Then those people are massive idiots who shouldn't be able to figure out how to breathe on their own. An Organization realizes they messed up and sent stuff out early and announces it and people think if they get their order in now (AFTER the announcement) they will get their set early too? It would take the king of all idiots to believe that BBCA would leave any stone unturned to prevent further orders from being shipped early.
Exactly. I'm sure the shipping error was due to bad data in the database; the date for when the product could go out was incorrectly entered or some such. (This is why Amazon runs insane sales sometimes; their system is prone to bad data, and things get sold at ridiculous prices before the data gets caught.) And when they discovered that the product was out before the street date, BBC America got the date corrected in the database.
The blog sounds like a PR plant because it reads more like marketing material. So, don't know anything about this person, but guessing that it's a plant. But, I am excited about the finale, so here's hoping that it turns out to be that exciting and "game changing". Mr Awe
So do 95% of fan websites/blogs/tumblrs/twitter feeds, but that doesn't make them PR plants. Also, I don't think a plant would use the phrase "HUGE mistake via BBC America," even as part of the cover story. People who imagine this is a PR stunt of some kind don't seem to get the scale on which actual PR works or the audience at which it's directed. If someone pitched "We'll leak the Blu-rays early to this one Tumblr nobody's ever heard of!" or "We'll invent a Tumblr and claim it got the Blu-rays early!" as a marketing tactic, the next pitch he made would be to McDonald's, about how good he is at saying "Would you like fries with that?"
Or to get people talking about it on the internet ? Chances are this is just innocent incompetence, but there's no such thing as bad publicity is there ?

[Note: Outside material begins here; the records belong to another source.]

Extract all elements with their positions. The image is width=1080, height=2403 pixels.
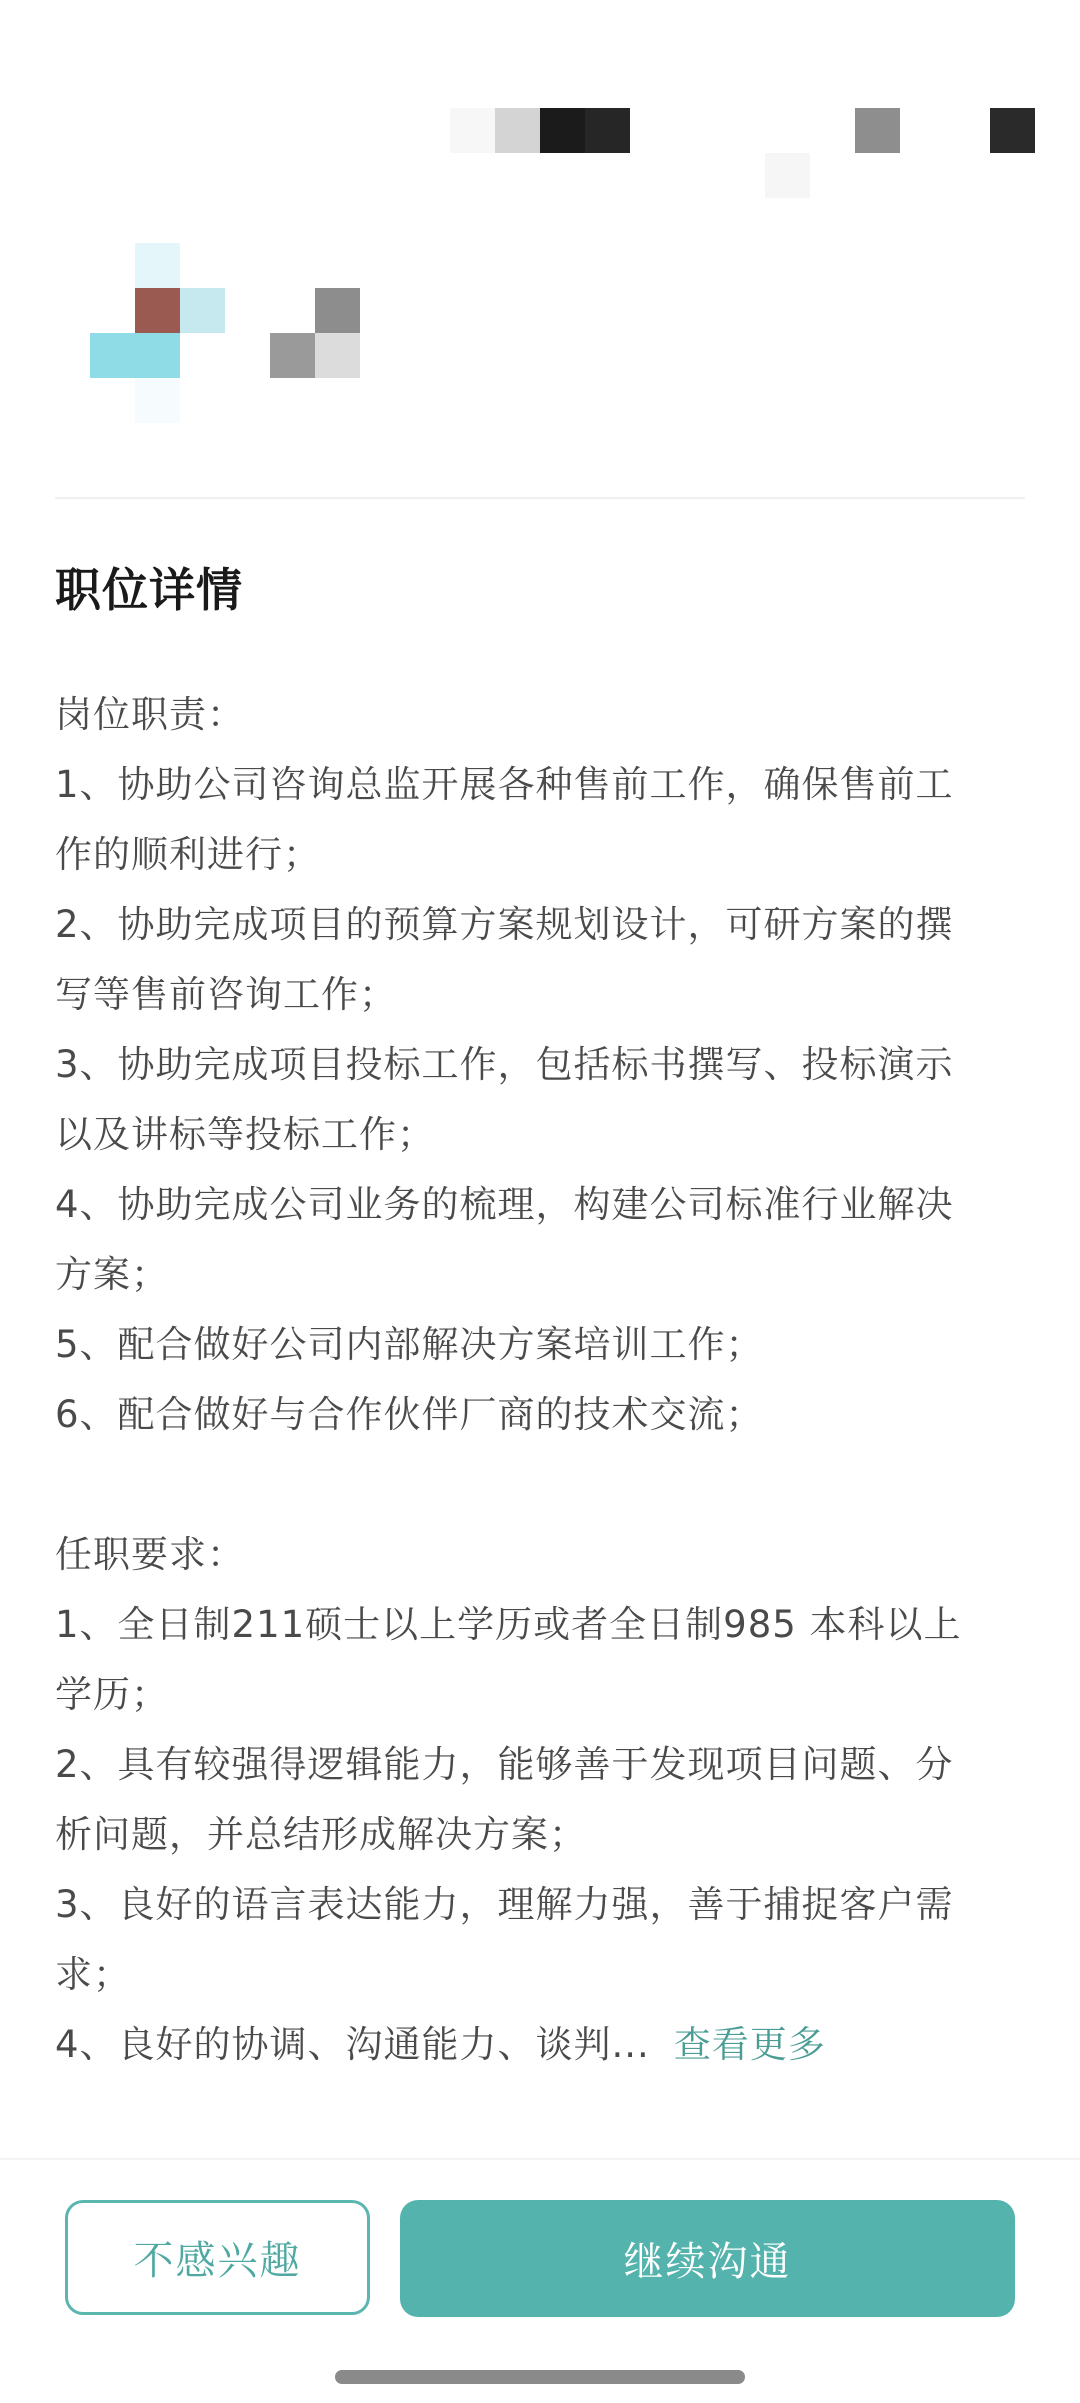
avatar-pixel <box>90 333 135 378</box>
redacted-block-1 <box>450 108 495 153</box>
description-line: 方案； <box>55 1253 169 1296</box>
avatar-pixel <box>135 333 180 378</box>
description-line: 5、配合做好公司内部解决方案培训工作； <box>55 1323 764 1366</box>
avatar-pixel <box>135 243 180 288</box>
description-blank-line <box>55 1450 1015 1520</box>
description-line: 1、全日制211硕士以上学历或者全日制985 本科以上 <box>55 1603 962 1646</box>
description-line: 4、协助完成公司业务的梳理，构建公司标准行业解决 <box>55 1183 954 1226</box>
bottom-bar-divider <box>0 2158 1080 2160</box>
description-line: 求； <box>55 1953 131 1996</box>
avatar-pixel <box>315 288 360 333</box>
description-line: 作的顺利进行； <box>55 833 321 876</box>
avatar-pixel <box>135 288 180 333</box>
avatar-pixel <box>315 333 360 378</box>
description-line: 3、良好的语言表达能力，理解力强，善于捕捉客户需 <box>55 1883 954 1926</box>
avatar-pixel <box>270 333 315 378</box>
job-description <box>55 680 1015 2080</box>
avatar-pixel <box>180 288 225 333</box>
description-line: 2、协助完成项目的预算方案规划设计，可研方案的撰 <box>55 903 954 946</box>
description-last-line <box>55 2010 1015 2080</box>
redacted-block-7 <box>990 108 1035 153</box>
description-line: 以及讲标等投标工作； <box>55 1113 435 1156</box>
view-more-link[interactable]: 查看更多 <box>673 2023 826 2066</box>
continue-chat-button[interactable]: 继续沟通 <box>400 2200 1015 2317</box>
description-line: 3、协助完成项目投标工作，包括标书撰写、投标演示 <box>55 1043 954 1086</box>
redacted-block-6 <box>765 153 810 198</box>
description-line: 写等售前咨询工作； <box>55 973 397 1016</box>
home-indicator[interactable] <box>335 2370 745 2384</box>
description-line: 1、协助公司咨询总监开展各种售前工作，确保售前工 <box>55 763 954 806</box>
redacted-block-2 <box>495 108 540 153</box>
description-line: 6、配合做好与合作伙伴厂商的技术交流； <box>55 1393 764 1436</box>
not-interested-button[interactable]: 不感兴趣 <box>65 2200 370 2315</box>
description-truncated-text: 4、良好的协调、沟通能力、谈判... <box>55 2023 650 2066</box>
description-line: 岗位职责： <box>55 693 245 736</box>
redacted-block-3 <box>540 108 585 153</box>
description-line: 学历； <box>55 1673 169 1716</box>
section-title: 职位详情 <box>55 563 243 617</box>
section-divider <box>55 497 1025 499</box>
avatar-pixel <box>135 378 180 423</box>
description-line: 2、具有较强得逻辑能力，能够善于发现项目问题、分 <box>55 1743 954 1786</box>
redacted-block-5 <box>855 108 900 153</box>
redacted-block-4 <box>585 108 630 153</box>
description-line: 任职要求： <box>55 1533 245 1576</box>
description-line: 析问题，并总结形成解决方案； <box>55 1813 587 1856</box>
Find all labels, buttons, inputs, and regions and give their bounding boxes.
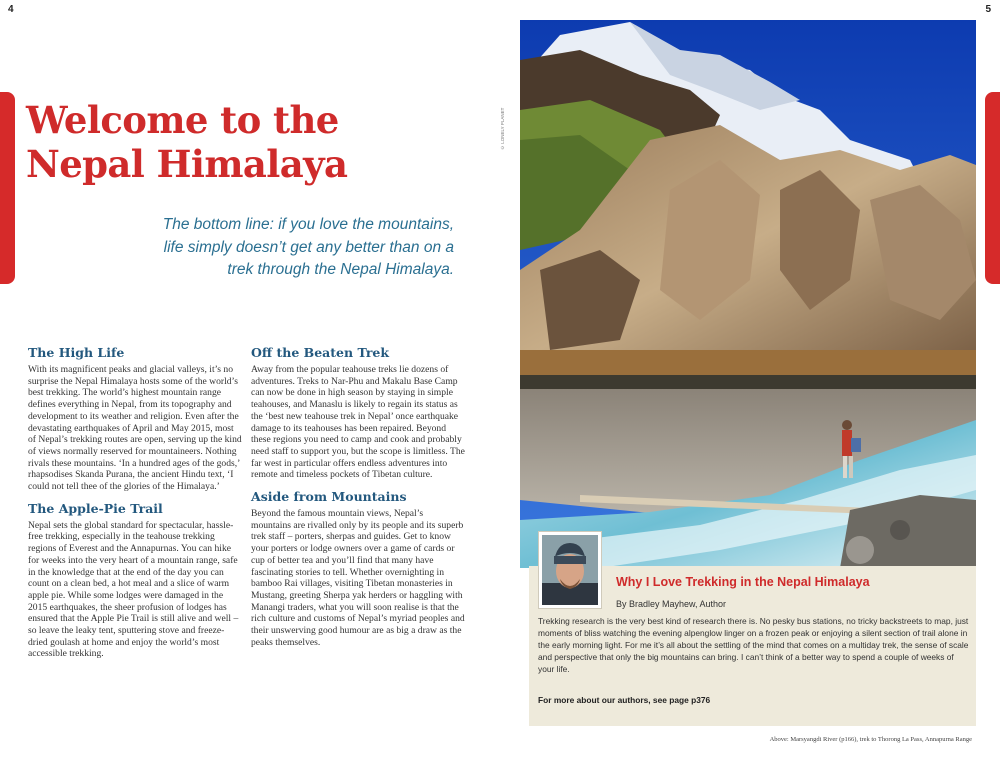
chapter-tab-left (0, 92, 15, 284)
page-title (26, 98, 446, 186)
section-body-high-life: With its magnificent peaks and glacial valleys, it’s no surprise the Nepal Himalaya hosts some of the world’s best trekking. The world’s highest mountain range defines everything in Nepal, from its topography and development to its weather and religion. Even after the devastating earthquakes of April and May 2015, most of Nepal’s trekking routes are open, serving up the kind of views normally reserved for mountaineers. Nothing rivals these mountains. ‘In a hundred ages of the gods,’ rhapsodises Skanda Purana, the ancient Hindu text, ‘I could not tell thee of the glories of the Himalaya.’ (28, 364, 242, 493)
section-heading-apple-pie: The Apple-Pie Trail (28, 500, 163, 516)
author-box-body: Trekking research is the very best kind of research there is. No pesky bus stations, no tricky backstreets to map, just moments of bliss watching the evening alpenglow linger on a frozen peak or enjoying a silent section of trail alone in the early morning light. For me it’s all about the settling of the mind that comes on a multiday trek, the sense of scale and perspective that only the big mountains can bring. I can’t think of a better way to spend a couple of weeks of your life. (538, 616, 969, 674)
section-heading-off-beaten: Off the Beaten Trek (251, 345, 390, 360)
section-body-aside: Beyond the famous mountain views, Nepal’s mountains are rivalled only by its people and its superb trek staff – porters, sherpas and guides. Get to know your porters or lodge owners over a game of cards or cup of better tea and you’ll find that many have fascinating stories to tell. Whether overnighting in bamboo Rai villages, visiting Tibetan monasteries in Mustang, greeting Sherpa yak herders or haggling with Manangi traders, what you will soon realise is that the rich culture and customs of Nepal’s myriad peoples and their unswerving good humour are as big a draw as the peaks themselves. (251, 508, 465, 648)
author-byline: By Bradley Mayhew, Author (616, 599, 727, 609)
photo-caption: Above: Marsyangdi River (p166), trek to Thorong La Pass, Annapurna Range (769, 736, 972, 743)
section-body-off-beaten: Away from the popular teahouse treks lie dozens of adventures. Treks to Nar-Phu and Makalu Base Camp can now be done in high season by staying in simple teahouses, and Manaslu is likely to regain its status as the ‘best new teahouse trek in Nepal’ once earthquake damage to its teahouses has been repaired. Beyond these regions you need to camp and cook and probably need staff to support you, but the scope is limitless. The far west in particular offers endless adventures into remote and timeless pockets of Tibetan culture. (251, 364, 465, 481)
section-body-apple-pie: Nepal sets the global standard for spectacular, hassle-free trekking, especially in the teahouse trekking regions of Everest and the Annapurnas. You can hike for weeks into the very heart of a mountain range, safe in the knowledge that at the end of the day you can count on a clean bed, a hot meal and a slice of warm apple pie. While some lodges were damaged in the 2015 earthquakes, the sheer profusion of lodges has ensured that the Apple Pie Trail is still alive and well – so leave the leaky tent, sputtering stove and freeze-dried goulash at home and enjoy the world’s most accessible trekking. (28, 519, 239, 660)
title-line-1: Welcome to the (26, 98, 339, 142)
intro-quote: The bottom line: if you love the mountains, life simply doesn’t get any better than on a trek through the Nepal Himalaya. (162, 216, 454, 278)
page-number-right: 5 (985, 4, 991, 15)
photo-himalaya-river (520, 20, 976, 568)
author-box-title: Why I Love Trekking in the Nepal Himalaya (616, 575, 870, 589)
section-heading-high-life: The High Life (28, 345, 125, 360)
page-number-left: 4 (8, 4, 14, 15)
spine-credit: © LONELY PLANET (500, 107, 505, 150)
author-more-link[interactable]: For more about our authors, see page p376 (538, 695, 711, 705)
author-avatar (538, 531, 602, 609)
chapter-tab-right (985, 92, 1000, 284)
title-line-2: Nepal Himalaya (26, 142, 348, 186)
section-heading-aside: Aside from Mountains (251, 489, 407, 505)
text-column-left (28, 345, 242, 668)
text-column-middle (251, 345, 465, 656)
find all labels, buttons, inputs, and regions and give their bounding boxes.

No, I disagree, the voice of real people (and fans) who watch the show for entertainment do not sound like marketing material. I'm talking about the specific wording, not the enthusiastic tone. And, to be clear, if this was a planted PR piece, no blurays would've been released early. As it is, this guy just hypes the story, but doesn't say anything about it. Say's it's a "game changer". I hope he's right. Mr Awe
At which point, were I BBC, I'd assume that you are out to screw me anyway, say fuck it, hang up the phone, do exactly what they did (press release, we fucked up with the shipping), and then far whoever made the mistake in distribution.
If they were *really* sensible, they get their copy up on ebay for a 1 day auction - sure to get a few thousand.
Unlikely you'd make to much on it. The episode proper is only 5 days out. The only way to have crashed in would have been to get online and find a fansite willing to buy the disc set at a profit to you and overnight it to them
Plus ebay would pull theauction... Strictly speaking this would be copyright theft as posession ahead of release breaches that terms of licence screen we all ignor but cant fastforeard through.
Huh, hadn't considered that. So if I had a legal copy ahead of the release date, I could get my ass in the fryer for reselling it, even though they're the ones that fucked up and released it early?
No, First Sale Doctrine applies here. Once you've bought a physical good, the copyright owner can't prevent you from reselling it. The fact that the person has the Blu-Ray before he should is immaterial; the copyright owner got their money when the sale was made and the product is no longer theirs to control. That's not to say that eBay wouldn't pull the auction. They shouldn't because the seller isn't doing anything illegal. But one individual seller versus the BBC? Yeah, the conclusion here is foregone.
Yep, the fact that it was sent out early is an internal matter for the BBC, there is no copyright issue.
Yes. I have heard September for the release date. I'm not sure if it will have both uncollected Christmas specials (2011 and 2012), though.